Ce n’est pas tout d’écrire un roman, encore faut-il qu’il soit lu ! Dans le  deuxième tome, Jeunauteur : Gloire et crachats, l’écrivain en herbe nous convie à prendre part à cette mécanique tout aussi laborieuse : de l’illustration (un clown qui joue du banjo), à la photo de l’auteur (celle de sa mère, erreur de l’imprimeur), le tout s’avère cauchemardesque.

Vient maintenant le temps de la consécration ; à moi les hordes d’admirateurs ! Loin de là : le pauvre est seul à son stand, à donner la direction des toilettes, se faisant invectiver tout en évitant les crachats.Pas facile d’être homme de lettres, surtout quand ta grande rivale est Lulu Fafofu, auteure à succès de livres pour enfants.

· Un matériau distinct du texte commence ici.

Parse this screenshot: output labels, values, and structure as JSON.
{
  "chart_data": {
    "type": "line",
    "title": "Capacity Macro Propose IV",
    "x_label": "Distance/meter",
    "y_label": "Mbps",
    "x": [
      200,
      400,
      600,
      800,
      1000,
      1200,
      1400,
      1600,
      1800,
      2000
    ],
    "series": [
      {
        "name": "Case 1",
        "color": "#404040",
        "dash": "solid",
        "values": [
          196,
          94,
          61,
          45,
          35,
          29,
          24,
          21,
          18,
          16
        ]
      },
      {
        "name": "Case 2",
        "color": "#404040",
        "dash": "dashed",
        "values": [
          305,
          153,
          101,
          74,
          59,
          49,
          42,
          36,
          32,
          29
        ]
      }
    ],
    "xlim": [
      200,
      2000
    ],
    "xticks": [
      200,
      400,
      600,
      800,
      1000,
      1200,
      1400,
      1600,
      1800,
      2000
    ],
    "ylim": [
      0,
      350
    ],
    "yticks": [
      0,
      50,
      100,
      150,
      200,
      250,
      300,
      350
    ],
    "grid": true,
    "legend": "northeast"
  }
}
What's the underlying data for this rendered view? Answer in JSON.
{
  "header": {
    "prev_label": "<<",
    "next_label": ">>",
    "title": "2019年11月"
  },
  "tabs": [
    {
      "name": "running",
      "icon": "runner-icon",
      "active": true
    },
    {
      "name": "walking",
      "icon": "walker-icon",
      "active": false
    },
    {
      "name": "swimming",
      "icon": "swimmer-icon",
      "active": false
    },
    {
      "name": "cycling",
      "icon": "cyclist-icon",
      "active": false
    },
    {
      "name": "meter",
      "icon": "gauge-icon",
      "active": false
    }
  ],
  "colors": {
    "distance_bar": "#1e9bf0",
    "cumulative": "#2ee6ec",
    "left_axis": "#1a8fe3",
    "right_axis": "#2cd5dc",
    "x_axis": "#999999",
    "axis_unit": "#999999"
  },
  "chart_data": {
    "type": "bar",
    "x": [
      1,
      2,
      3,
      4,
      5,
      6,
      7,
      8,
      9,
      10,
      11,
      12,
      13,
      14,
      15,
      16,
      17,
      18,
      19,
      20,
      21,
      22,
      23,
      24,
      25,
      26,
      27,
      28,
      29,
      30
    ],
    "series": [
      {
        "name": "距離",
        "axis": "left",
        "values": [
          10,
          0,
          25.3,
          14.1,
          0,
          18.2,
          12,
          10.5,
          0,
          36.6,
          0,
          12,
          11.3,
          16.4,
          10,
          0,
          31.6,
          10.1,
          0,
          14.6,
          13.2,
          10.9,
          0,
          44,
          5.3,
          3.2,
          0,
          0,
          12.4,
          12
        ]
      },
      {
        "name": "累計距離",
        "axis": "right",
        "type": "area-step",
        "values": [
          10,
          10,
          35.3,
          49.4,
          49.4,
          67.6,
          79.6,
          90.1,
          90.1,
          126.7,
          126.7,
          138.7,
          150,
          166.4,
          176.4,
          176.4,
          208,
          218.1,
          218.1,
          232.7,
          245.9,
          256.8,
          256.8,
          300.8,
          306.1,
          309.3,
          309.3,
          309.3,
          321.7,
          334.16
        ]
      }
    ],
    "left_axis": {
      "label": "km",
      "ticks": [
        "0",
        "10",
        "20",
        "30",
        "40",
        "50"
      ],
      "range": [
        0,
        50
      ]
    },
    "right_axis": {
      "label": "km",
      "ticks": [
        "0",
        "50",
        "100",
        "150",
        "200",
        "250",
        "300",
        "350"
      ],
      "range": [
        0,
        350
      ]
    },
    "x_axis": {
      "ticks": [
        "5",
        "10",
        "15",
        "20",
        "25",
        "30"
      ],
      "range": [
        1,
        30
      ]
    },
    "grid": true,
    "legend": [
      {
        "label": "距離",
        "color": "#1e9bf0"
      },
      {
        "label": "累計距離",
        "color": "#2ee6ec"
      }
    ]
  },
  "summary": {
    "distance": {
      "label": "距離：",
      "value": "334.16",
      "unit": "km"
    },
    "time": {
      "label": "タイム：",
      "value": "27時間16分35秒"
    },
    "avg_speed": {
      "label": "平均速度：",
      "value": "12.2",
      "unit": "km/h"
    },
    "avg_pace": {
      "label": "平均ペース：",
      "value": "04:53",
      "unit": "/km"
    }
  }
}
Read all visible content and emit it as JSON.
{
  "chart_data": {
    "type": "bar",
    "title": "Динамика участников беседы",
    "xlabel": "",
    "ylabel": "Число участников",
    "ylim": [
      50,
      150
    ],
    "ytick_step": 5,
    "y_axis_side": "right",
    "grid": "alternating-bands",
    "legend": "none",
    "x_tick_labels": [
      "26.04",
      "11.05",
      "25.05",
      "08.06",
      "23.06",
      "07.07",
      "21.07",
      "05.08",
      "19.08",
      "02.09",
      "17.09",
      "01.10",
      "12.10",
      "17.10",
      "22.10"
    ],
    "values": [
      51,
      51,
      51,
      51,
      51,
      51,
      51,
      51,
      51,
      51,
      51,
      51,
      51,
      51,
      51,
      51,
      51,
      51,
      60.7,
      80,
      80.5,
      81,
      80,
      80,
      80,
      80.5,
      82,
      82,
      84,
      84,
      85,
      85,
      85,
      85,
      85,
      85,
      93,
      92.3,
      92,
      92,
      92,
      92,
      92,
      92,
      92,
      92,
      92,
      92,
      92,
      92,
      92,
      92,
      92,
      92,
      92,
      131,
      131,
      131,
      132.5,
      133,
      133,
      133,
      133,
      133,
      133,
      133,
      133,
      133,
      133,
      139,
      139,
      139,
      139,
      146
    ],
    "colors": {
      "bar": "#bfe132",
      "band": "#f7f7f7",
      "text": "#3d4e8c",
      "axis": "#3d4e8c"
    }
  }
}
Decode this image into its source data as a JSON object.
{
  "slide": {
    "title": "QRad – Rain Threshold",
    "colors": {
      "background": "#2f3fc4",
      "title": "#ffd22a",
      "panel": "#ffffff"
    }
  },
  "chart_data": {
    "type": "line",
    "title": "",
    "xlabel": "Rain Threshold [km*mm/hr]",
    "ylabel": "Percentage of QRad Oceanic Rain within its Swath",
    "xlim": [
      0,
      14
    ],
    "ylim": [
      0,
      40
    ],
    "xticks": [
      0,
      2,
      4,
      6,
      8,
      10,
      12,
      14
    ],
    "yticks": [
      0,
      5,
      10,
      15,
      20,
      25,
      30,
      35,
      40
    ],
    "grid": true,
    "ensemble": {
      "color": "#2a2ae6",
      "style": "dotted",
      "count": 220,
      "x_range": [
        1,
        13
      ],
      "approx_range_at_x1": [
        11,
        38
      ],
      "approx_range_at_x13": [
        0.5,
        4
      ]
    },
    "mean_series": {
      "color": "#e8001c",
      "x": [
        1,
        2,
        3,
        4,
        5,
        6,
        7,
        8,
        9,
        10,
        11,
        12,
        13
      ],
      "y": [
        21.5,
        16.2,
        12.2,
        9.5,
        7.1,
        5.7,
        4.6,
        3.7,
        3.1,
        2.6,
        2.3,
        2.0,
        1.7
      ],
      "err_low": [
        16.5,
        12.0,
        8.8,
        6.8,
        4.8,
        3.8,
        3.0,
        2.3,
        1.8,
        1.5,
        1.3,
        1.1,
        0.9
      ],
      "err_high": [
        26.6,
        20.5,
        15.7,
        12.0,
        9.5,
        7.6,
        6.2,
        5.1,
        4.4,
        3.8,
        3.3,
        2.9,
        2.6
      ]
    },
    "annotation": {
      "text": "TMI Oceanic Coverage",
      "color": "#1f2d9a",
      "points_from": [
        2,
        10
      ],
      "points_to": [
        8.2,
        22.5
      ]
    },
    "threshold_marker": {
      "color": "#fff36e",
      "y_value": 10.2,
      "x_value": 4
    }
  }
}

C’est en ayant en tête ces deux incarnations de mon auteur favori que je me dirigeai dans sa direction. Je m’arrêtai net ,stupéfait; il y avait maintenant foule à sa table. J’étais soulagé de le savoir aussi populaire, mais surtout un peu dubitatif. Vous voulez savoir quelle était la cause de toute cette commotion? Il avait été supplanté par un animateur de talkshow sur le déclin venant de sortir un bouquin insipide pour relancer sa carrière.

Comme quoi la réalité rencontre souvent la fiction.